Un modelo de colaboración interinstitucional
El proyecto propone que la Unidad de Análisis Financiero (UAF), el Servicio de Impuestos Internos (SII) y el Servicio Nacional de Aduanas —estos últimos mediante nuevas unidades de inteligencia especializadas— colaboren coordinadamente en el levantamiento de información estratégica. El objetivo es detectar actividades ligadas a delitos tributarios, aduaneros, económicos y lavado de activos, generando alertas tempranas dirigidas al Ministerio Público y al Sistema de Inteligencia del Estado.
La alerta: El riesgo de la discrecionalidad administrativa
El secreto y la reserva bancaria operan como garantías fundamentales destinadas a resguardar la intimidad, la privacidad y la protección de datos personales de los ciudadanos, bajo una lógica regulatoria donde el acceso a dicha información debe ser siempre ponderado por un tercero imparcial. Este control judicial asegura que la medida cumpla con los estándares de necesidad y proporcionalidad en relación con el fin investigativo perseguido, evitando intrusiones arbitrarias por parte del Estado. Sin embargo, la última propuesta del Ejecutivo - presentada el 12 de enero- más reciente introduce un cambio de paradigma al otorgar a la Unidad de Análisis Financiero (UAF) la facultad de acceder a estos antecedentes sin autorización judicial previa, sustituyendo el control preventivo por un esquema de validación administrativa. Si bien se incorporan nuevas exigencias, como la obligatoriedad de que el requerimiento sea suscrito conjuntamente por el Director de la Unidad y la Jefatura de la División Jurídica, y se fija un límite temporal de cuatro años para el acceso directo, estas medidas no logran disipar las alertas sobre el debilitamiento del control jurisdiccional.
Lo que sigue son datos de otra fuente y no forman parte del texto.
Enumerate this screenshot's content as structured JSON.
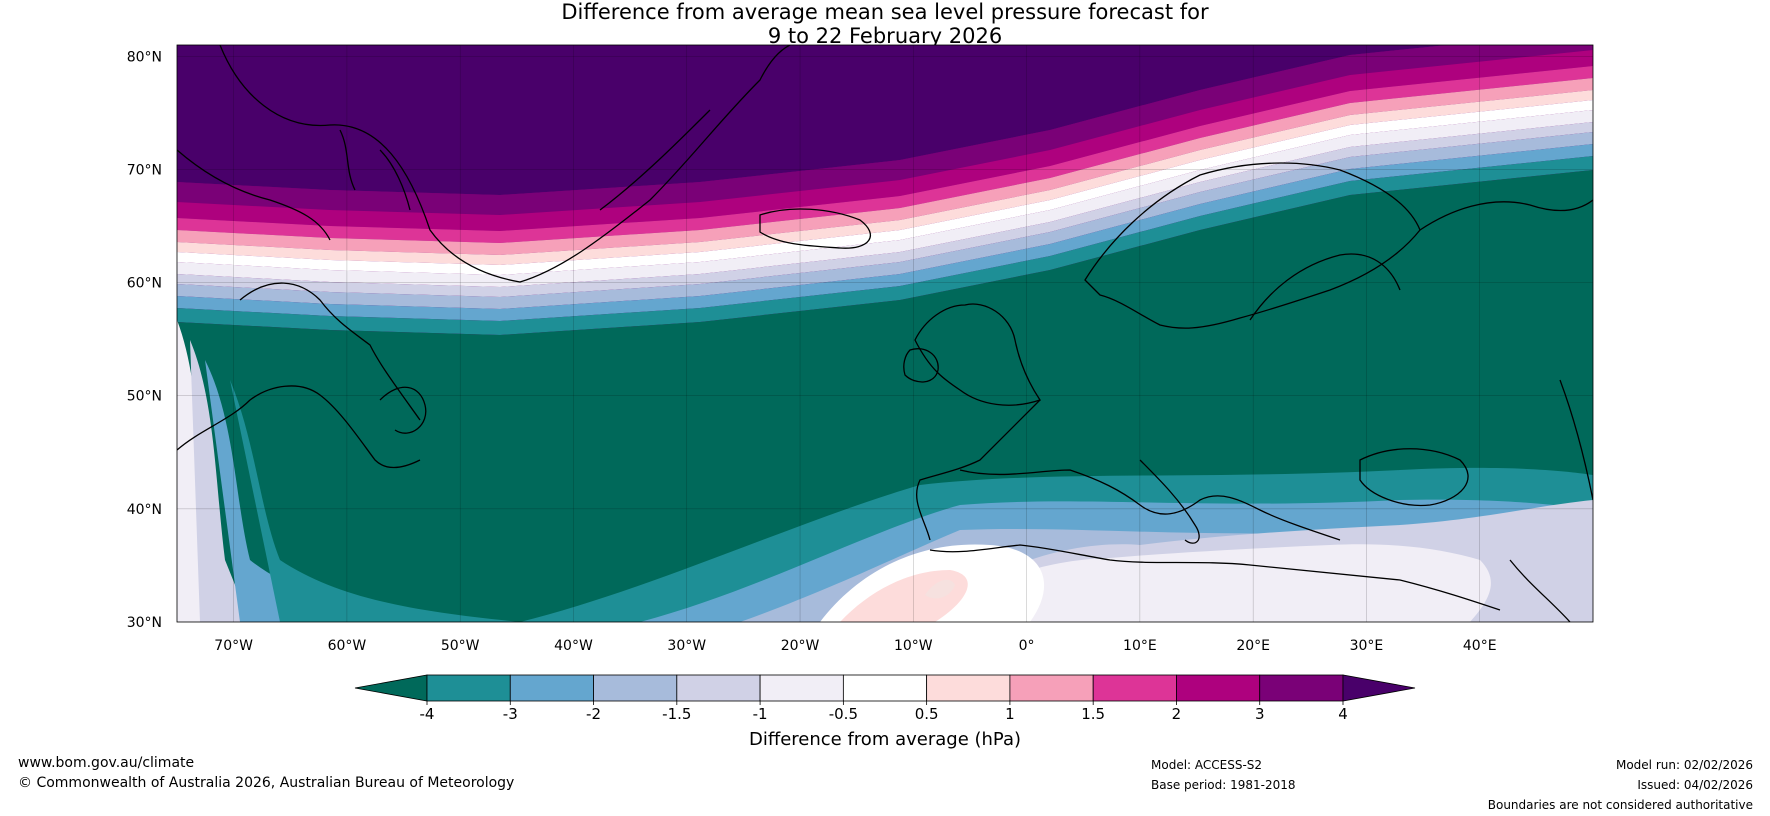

La persistencia de esta facultad administrativa genera nudos críticos que afectan la arquitectura del Estado de Derecho, especialmente porque los filtros añadidos y las auditorías posteriores se presentan como mecanismos reactivos que operan una vez que la garantía fundamental ya ha sido vulnerada. Al obligar a informar a las Comisiones de Seguridad del Congreso de manera posterior, se establece una fiscalización política que no impide el acceso discrecional inicial a la información financiera. En definitiva, el control interno propuesto se basa en una lógica de confianza institucional que, técnicamente, no puede reemplazar la imparcialidad de un juez independiente. El riesgo de fondo radica en que esta sustitución de autorizaciones judiciales por administrativas otorga una potestad discrecional a la parte interesada, transformando un procedimiento que debería ser excepcional en un régimen administrativo donde el examen de proporcionalidad queda al arbitrio de la propia autoridad estatal.
Finalmente, pese a los intentos del Ejecutivo por avanzar en esta facultad administrativa, la Comisión de Seguridad Ciudadana rechazó la indicación por mayoría de votos, reafirmando la necesidad de mantener el control judicial como estándar mínimo de protección. Tras el despacho del proyecto, la diputada Gloria Naveillán fue designada como la encargada de informar el texto ante la Sala de la Cámara, donde se espera que la discusión se centre nuevamente en el equilibrio entre la eficacia de la inteligencia económica y el resguardo de las garantías constitucionales.